Trane has owners' manuals available for older Trane air conditioners. Look on your unit for the model and serial number and give the dealer or local installer the approximate date of installation of the unit. The serial number is on the top right rear of the outdoor unit on a metal plate. You can find the year of manufacture from the serial number. Locate the serial number on the Trane indoor air handler on the front panel.
Date of Manufacture
Use the seventh number of the serial number to find the manufacturing date of Trane equipment from the early 1980s. The letters “O”, “T” and “U” signify the 1980, 1981 and 1982 units. Units from 1983 to 2002 have a starting letter identifying the date; units manufactured in 2002 or later use a starting number for date identification. The letters “W”, “X” and “Y” and “S” are for 1983, 1984, 1985 and 1986. From 1987 through 1993, the letters are in sequence from “B” through “H.” For example, 1990 units begin with the letter “E.” A 2002 manufacturing date begins with the number “2” and units through 2009 begin with the corresponding number for the year. Serial numbers for 2009 units begin with the number “9.”
You or the previous owner may have registered an older Trane unit with Trane for limited warranty protection. An optional extended warranty provides coverage in 5-year or 10-year increments, covering parts and labor for the duration of the agreement. Extended warranty coverage is transferable to a new owner. Even a unit more than 10 years old may have some warranty coverage.

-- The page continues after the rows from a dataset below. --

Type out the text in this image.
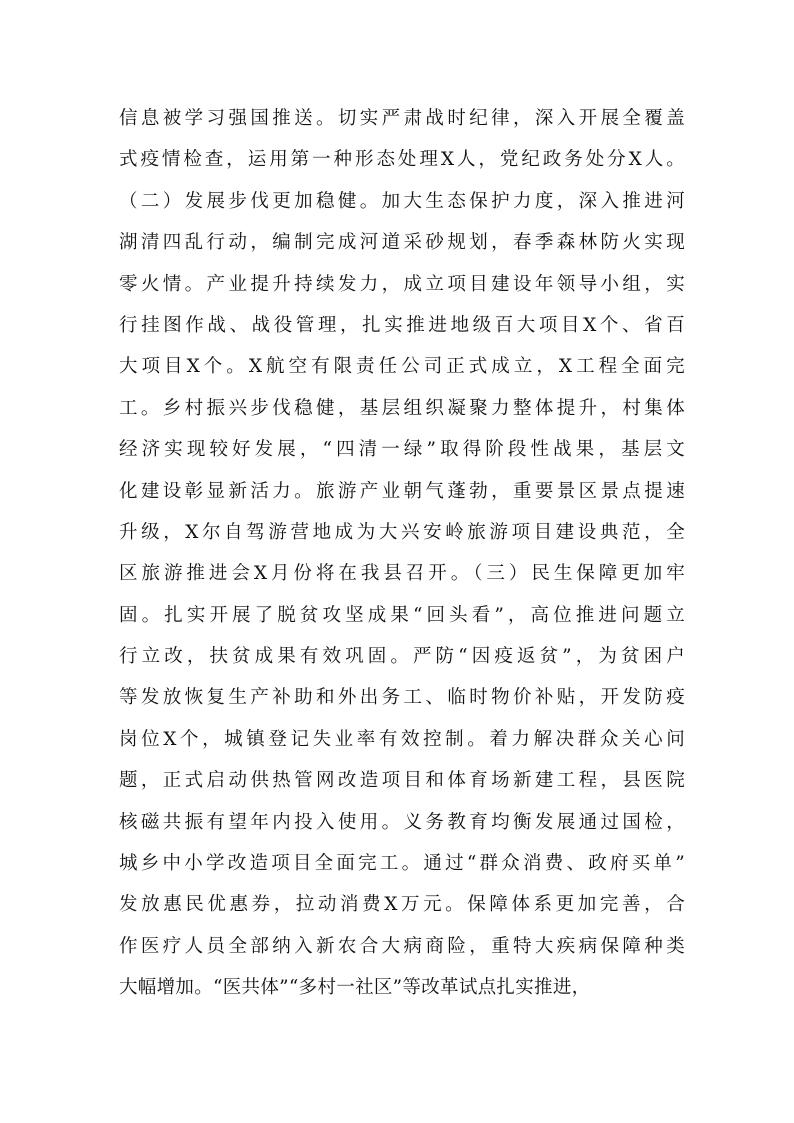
信息被学习强国推送。切实严肃战时纪律，深入开展全覆盖
式疫情检查，运用第一种形态处理X人，党纪政务处分X人。
（二）发展步伐更加稳健。加大生态保护力度，深入推进河
湖清四乱行动，编制完成河道采砂规划，春季森林防火实现
零火情。产业提升持续发力，成立项目建设年领导小组，实
行挂图作战、战役管理，扎实推进地级百大项目X个、省百
大项目X个。X航空有限责任公司正式成立，X工程全面完
工。乡村振兴步伐稳健，基层组织凝聚力整体提升，村集体
经济实现较好发展，“四清一绿”取得阶段性战果，基层文
化建设彰显新活力。旅游产业朝气蓬勃，重要景区景点提速
升级，X尔自驾游营地成为大兴安岭旅游项目建设典范，全
区旅游推进会X月份将在我县召开。（三）民生保障更加牢
固。扎实开展了脱贫攻坚成果“回头看”，高位推进问题立
行立改，扶贫成果有效巩固。严防“因疫返贫”，为贫困户
等发放恢复生产补助和外出务工、临时物价补贴，开发防疫
岗位X个，城镇登记失业率有效控制。着力解决群众关心问
题，正式启动供热管网改造项目和体育场新建工程，县医院
核磁共振有望年内投入使用。义务教育均衡发展通过国检，
城乡中小学改造项目全面完工。通过“群众消费、政府买单”
发放惠民优惠券，拉动消费X万元。保障体系更加完善，合
作医疗人员全部纳入新农合大病商险，重特大疾病保障种类
大幅增加。“医共体”“多村一社区”等改革试点扎实推进，
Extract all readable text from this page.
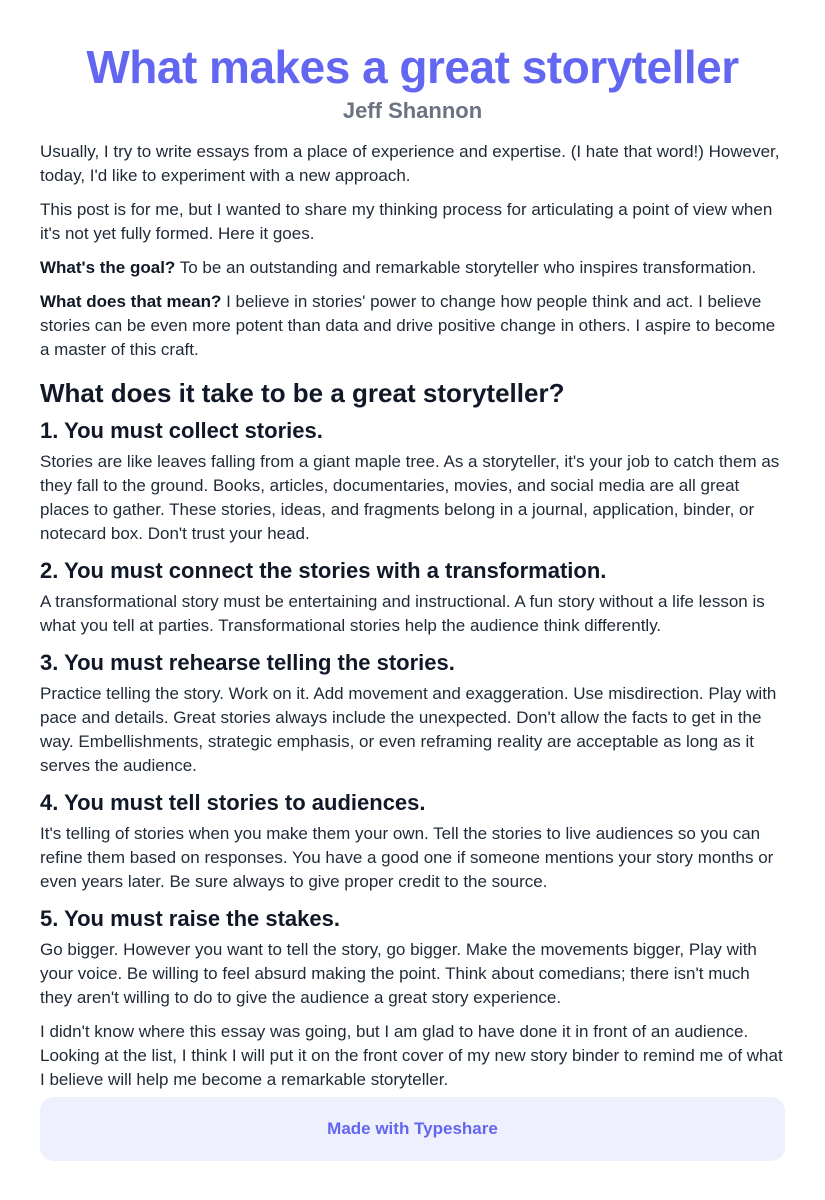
What makes a great storyteller
Jeff Shannon

Usually, I try to write essays from a place of experience and expertise. (I hate that word!) However, today, I'd like to experiment with a new approach.

This post is for me, but I wanted to share my thinking process for articulating a point of view when it's not yet fully formed. Here it goes.

What's the goal? To be an outstanding and remarkable storyteller who inspires transformation.

What does that mean? I believe in stories' power to change how people think and act. I believe stories can be even more potent than data and drive positive change in others. I aspire to become a master of this craft.

What does it take to be a great storyteller?
1. You must collect stories.

Stories are like leaves falling from a giant maple tree. As a storyteller, it's your job to catch them as they fall to the ground. Books, articles, documentaries, movies, and social media are all great places to gather. These stories, ideas, and fragments belong in a journal, application, binder, or notecard box. Don't trust your head.

2. You must connect the stories with a transformation.

A transformational story must be entertaining and instructional. A fun story without a life lesson is what you tell at parties. Transformational stories help the audience think differently.

3. You must rehearse telling the stories.

Practice telling the story. Work on it. Add movement and exaggeration. Use misdirection. Play with pace and details. Great stories always include the unexpected. Don't allow the facts to get in the way. Embellishments, strategic emphasis, or even reframing reality are acceptable as long as it serves the audience.

4. You must tell stories to audiences.

It's telling of stories when you make them your own. Tell the stories to live audiences so you can refine them based on responses. You have a good one if someone mentions your story months or even years later. Be sure always to give proper credit to the source.

5. You must raise the stakes.

Go bigger. However you want to tell the story, go bigger. Make the movements bigger, Play with your voice. Be willing to feel absurd making the point. Think about comedians; there isn't much they aren't willing to do to give the audience a great story experience.

I didn't know where this essay was going, but I am glad to have done it in front of an audience. Looking at the list, I think I will put it on the front cover of my new story binder to remind me of what I believe will help me become a remarkable storyteller.

Made with Typeshare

The federal Energy Savers website reports that replacement of central air conditioning more than 10 years old may save 20 to 40 percent on your energy bill. The Seasonal Energy Efficiency Ratio compares different brands for efficiency, and the federal government mandates efficiency standards. The SEER rating combines the outdoor unit with the indoor coil to figure system efficiency. Trane units manufactured before 2006 don't likely have the efficiency rating of the newer units. The federal government increased efficiency standards from 10 SEER to 13 SEER effective January 2006. Federal rules changing the testing process take effect January 2015, dividing test groups into single-speed compressor, two-capacity compressor and variable-speed compressor to compare efficiency results.